Challenges we ran into
Our exposure to APIs were limited so we ran into many bugs as we attempted to close the gap in our knowledge. After hours of debugging code, relying heavily on Postman and documentation, we were able to locate, convert and parse through four different APIs for usable data for our application. Between revoked tokens, mismatched parameters, and understanding the difference between headers and bodies, we were able to put our heads together as a team and use pry, a runtime developer console, to live test our code and step through break points to identify syntax errors and breaks in logic. We also ran into the problem with limitors, introducing VCRs to call recorded API and debating whether or not to execute tests to drive our development.
Accomplishments that we're proud of
We are very proud to report that we set aside our insecurity of feeling unprepared and dove eagerly into the project at hand. We were able to identify a real problem within the industry and deliver a product that helps both educate and advocate. We were also able to solve multiple, multiple merge conflicts!
What we learned
As a team we have learned that collaboration takes priority over competition and that the team can only be successful as a whole.

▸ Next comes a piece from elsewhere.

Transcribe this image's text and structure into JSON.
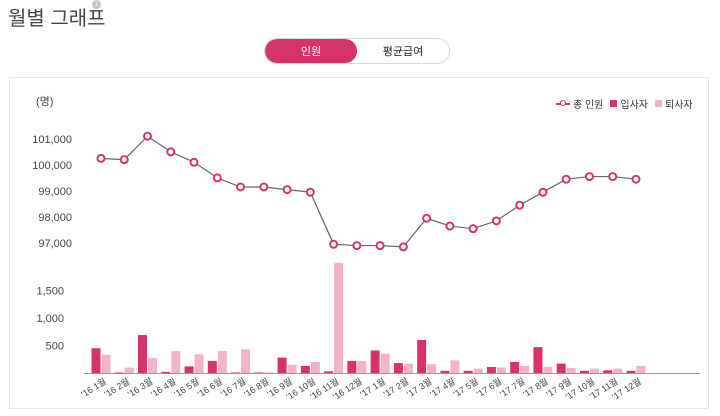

We also learned how to Google sleuth our way into learning and implementing a brand new language (Ruby on Rails) on the fly, and how to hack our way to a tangible deliverable. We also learned how to incorporate multiple languages into one application, and create a user experience powered by the MCV model.
What's next for misgender.me
By casting a light on and illuminating people who are marginalized on using present algorithms, misgender.me will be able to restore the identity of genderfluid, nonbinary, transgender, and cis people. We can expand this application by tearing down previously held stereotypes and profiling. Instead we can focus on tracking trends that can will allow more users to feel empowered in using these social platforms and increase accessibility. We hope that this could be compatable for future machine learning technology and implemented in a future that embraces the differences of it's users. Biases, both implicit and explicit, can be detected, rooted out and overcome by being intentional in our designs and implementation of software.